The banner headline in blue and white at the top of today’s Star-Advertiser front page seemed to tell the story: “Governor releases the names of judicial candidates.”

I hoped it meant that Gov. Abercrombie had gracefully eaten a bit of that crow he talks about, acknowledged the court order favoring disclosure in the sunshine lawsuit brought by the newspaper, and moved on with the least political damage.

Instead, just behind the headline, it was clear Neil chose to be recalcitrant and pissy to the end.


Here’s the meat of the S-A story on the release:

"With the release of the lists, Abercrombie effectively waived the state’s right to appeal Sakamoto’s decision. However, Attorney General David Louie, who handled the release on behalf of the governor, made it clear that Abercrombie still disagrees with the court decision.

"The governor has maintained that, per the Hawaii Supreme Court’s decision in Pray v. Judicial Selection Committee, it is the sole discretion of the governor to decide whether to release such lists after receiving them and that if candidates were to be disclosed, they should be disclosed by the commission.

“The governor continues to maintain, pursuant to the Pray decision, that he has discretion with regard to prior lists provided to him, and disagrees with the recent ruling by a judge that he should disclose such lists,” Louie said. “However, in light of the changed circumstances with the Commission’s actions, judicial applicants will no longer have any expectation of confidentiality.”

Here’s what I took away from it.

1) The governor apparently released the names the day after Thanksgiving. This is a favorite tactic of business and political leaders trying to dull the impact of unpleasant news by making it public when it is expected to get the least attention.

2) No statement by the governor accompanied the release, no press release, or at least no press release showing anywhere on the governor’s highly-visible official website. So instead of a face-saving personal show of deference to the court’s decision, we’re left with the mental image of snarly Neil somewhere in the background hiding behind the Attorney General.

3) The Attorney General’s statement, which attempts to stand-in for a direct statement by the governor, doesn’t even give due deference to the court. Instead, he points to the independent decision by the Judicial Selection Commission as the factor that prompted the governor to make this late disclosure.

So Neil continues to say he’s opposed to transparency and hasn’t changed his view in that regard despite the disclosure of these judicial nominees.

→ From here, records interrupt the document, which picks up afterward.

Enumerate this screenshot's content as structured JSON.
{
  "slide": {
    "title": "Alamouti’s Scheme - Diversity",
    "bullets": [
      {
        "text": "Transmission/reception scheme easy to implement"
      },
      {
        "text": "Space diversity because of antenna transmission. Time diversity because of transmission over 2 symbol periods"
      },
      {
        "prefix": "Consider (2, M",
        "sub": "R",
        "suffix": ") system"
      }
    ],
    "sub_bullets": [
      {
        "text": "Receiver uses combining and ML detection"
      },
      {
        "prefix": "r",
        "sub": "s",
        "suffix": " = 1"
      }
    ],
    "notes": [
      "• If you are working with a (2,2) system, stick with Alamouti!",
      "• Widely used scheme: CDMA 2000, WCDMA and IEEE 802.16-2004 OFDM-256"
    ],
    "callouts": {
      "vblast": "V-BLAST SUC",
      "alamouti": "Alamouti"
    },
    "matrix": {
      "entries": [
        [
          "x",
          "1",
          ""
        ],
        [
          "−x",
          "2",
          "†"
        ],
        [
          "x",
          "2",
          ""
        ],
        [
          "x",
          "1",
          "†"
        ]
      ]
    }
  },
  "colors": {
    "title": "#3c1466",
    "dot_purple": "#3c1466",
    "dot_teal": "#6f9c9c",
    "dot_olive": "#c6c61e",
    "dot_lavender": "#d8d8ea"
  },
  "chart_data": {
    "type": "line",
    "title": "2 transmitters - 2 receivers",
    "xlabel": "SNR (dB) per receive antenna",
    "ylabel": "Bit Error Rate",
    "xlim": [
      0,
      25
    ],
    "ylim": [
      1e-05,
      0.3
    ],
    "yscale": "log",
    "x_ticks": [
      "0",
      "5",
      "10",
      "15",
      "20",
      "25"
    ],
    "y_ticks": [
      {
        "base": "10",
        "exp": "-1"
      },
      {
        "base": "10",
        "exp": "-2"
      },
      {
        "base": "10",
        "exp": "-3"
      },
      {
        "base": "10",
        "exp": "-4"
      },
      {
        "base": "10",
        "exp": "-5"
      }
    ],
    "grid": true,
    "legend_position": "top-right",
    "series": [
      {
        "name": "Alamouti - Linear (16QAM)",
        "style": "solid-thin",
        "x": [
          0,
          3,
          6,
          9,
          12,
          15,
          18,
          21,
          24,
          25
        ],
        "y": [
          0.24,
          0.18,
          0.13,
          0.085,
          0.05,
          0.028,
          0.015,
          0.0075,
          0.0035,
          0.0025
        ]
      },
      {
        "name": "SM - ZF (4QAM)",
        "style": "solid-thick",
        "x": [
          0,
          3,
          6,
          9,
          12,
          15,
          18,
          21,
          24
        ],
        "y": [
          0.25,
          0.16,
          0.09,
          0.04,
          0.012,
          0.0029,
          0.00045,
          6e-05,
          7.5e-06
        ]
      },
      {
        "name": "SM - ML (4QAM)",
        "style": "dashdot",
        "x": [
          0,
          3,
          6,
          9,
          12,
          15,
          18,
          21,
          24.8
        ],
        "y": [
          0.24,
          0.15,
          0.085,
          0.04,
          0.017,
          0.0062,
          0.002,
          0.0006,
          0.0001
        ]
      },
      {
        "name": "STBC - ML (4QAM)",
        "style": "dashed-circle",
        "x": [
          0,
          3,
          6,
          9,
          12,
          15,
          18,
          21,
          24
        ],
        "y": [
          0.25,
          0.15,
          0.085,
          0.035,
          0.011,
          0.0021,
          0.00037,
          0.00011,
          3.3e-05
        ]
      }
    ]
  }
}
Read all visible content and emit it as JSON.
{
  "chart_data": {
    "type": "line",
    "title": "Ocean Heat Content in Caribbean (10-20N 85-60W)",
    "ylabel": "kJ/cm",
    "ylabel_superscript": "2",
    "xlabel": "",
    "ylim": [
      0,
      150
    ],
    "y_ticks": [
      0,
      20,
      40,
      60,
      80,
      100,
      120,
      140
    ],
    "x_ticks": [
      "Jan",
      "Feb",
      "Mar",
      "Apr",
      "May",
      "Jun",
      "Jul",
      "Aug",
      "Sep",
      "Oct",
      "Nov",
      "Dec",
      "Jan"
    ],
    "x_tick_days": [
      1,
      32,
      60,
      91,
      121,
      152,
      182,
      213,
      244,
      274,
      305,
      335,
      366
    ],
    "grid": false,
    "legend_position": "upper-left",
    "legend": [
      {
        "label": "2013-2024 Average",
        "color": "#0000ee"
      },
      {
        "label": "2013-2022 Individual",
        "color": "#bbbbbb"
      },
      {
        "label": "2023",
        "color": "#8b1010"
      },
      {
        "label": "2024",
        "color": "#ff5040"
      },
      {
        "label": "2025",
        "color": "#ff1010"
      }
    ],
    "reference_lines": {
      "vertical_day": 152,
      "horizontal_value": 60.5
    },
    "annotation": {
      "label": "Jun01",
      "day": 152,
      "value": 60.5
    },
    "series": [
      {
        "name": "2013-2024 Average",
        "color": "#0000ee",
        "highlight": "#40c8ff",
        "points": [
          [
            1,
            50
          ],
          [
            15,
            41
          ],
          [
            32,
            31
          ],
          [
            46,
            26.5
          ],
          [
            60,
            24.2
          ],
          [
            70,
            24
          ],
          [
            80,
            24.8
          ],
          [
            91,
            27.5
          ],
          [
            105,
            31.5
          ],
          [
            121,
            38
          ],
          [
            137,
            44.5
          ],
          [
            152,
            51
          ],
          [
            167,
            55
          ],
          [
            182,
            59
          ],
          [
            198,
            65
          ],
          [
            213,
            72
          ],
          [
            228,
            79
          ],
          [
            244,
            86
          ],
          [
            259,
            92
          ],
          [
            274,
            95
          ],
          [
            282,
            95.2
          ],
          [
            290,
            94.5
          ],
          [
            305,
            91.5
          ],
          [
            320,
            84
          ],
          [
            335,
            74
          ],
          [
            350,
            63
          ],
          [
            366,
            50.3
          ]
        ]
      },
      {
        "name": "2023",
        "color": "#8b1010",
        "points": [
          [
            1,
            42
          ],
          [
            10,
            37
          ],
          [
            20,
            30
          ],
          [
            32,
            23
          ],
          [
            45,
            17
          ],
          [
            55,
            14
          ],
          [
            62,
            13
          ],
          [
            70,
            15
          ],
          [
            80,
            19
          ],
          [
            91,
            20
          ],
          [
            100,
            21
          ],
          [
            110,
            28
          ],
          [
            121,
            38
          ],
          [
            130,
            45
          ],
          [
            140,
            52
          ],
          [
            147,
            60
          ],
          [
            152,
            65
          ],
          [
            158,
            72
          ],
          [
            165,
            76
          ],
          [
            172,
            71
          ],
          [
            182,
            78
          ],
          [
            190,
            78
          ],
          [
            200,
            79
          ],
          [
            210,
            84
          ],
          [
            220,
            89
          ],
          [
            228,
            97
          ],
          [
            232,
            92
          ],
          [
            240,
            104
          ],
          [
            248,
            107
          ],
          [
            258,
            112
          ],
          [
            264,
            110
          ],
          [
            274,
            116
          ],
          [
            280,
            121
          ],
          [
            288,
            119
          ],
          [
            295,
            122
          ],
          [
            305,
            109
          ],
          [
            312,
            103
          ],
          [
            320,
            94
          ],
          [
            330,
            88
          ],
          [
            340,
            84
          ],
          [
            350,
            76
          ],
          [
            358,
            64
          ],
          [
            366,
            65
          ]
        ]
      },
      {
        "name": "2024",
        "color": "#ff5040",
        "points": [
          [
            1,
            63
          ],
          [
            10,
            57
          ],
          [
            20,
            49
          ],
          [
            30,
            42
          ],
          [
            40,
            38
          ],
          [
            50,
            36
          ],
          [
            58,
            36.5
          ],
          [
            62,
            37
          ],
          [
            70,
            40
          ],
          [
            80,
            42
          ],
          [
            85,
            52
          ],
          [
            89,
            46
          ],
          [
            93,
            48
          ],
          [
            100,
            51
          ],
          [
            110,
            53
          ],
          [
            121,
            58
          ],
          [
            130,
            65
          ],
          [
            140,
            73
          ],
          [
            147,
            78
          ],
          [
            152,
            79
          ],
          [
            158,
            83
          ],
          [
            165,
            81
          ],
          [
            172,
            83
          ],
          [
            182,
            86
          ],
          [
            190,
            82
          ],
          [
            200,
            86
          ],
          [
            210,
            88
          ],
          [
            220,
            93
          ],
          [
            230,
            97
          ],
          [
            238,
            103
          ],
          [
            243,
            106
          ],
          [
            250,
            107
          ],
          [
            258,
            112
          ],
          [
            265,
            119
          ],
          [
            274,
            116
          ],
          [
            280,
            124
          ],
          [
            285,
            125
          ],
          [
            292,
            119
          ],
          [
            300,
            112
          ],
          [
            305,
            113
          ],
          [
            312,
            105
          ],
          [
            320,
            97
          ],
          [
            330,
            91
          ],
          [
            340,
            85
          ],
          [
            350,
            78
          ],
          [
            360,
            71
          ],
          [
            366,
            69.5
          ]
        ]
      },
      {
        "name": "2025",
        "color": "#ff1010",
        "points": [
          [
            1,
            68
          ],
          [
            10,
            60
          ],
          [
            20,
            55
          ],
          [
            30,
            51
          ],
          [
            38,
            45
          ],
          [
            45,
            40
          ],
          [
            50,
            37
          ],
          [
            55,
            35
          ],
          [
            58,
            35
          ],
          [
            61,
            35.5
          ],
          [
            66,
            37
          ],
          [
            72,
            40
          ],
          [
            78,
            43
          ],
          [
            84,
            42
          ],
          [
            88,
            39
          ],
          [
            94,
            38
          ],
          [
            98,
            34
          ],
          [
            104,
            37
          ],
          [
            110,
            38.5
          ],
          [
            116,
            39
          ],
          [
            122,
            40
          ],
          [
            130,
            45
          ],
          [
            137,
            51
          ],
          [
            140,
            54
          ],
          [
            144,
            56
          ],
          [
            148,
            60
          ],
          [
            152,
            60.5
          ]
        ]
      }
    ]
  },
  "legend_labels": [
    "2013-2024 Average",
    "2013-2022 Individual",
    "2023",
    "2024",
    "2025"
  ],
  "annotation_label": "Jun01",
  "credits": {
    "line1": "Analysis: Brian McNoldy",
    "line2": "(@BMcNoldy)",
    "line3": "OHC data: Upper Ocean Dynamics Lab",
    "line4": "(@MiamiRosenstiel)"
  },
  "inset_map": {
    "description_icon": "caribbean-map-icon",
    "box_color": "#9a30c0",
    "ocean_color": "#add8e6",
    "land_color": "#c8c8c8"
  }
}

Just think politics. Isn’t anyone on the 5th floor doing that these days? Who’s happy with Neil’s position? It certainly isn’t something that will turn Neil-bashers into fans. But it certainly has already undermined the enthusiasm of progressive Dems who have been Neil’s fans, and by stubbornly pushing on, the governor risks losing a significant chunk of his base.

Remember the last time a Democratic governor left a big chunk of the political base with a bitter aftertaste? It was the dynamic that opened the door for Linda Lingle to claim the governorship for the Republican Party for the first time in more than 40 years after Gov. Cayetano left former political allies feeling burned. With that big U.S. Senate seat up for grabs next year, the governor now needs to avoid unnecessary instances of “friendly fire.” This was an opportunity, and he’s blown it big time.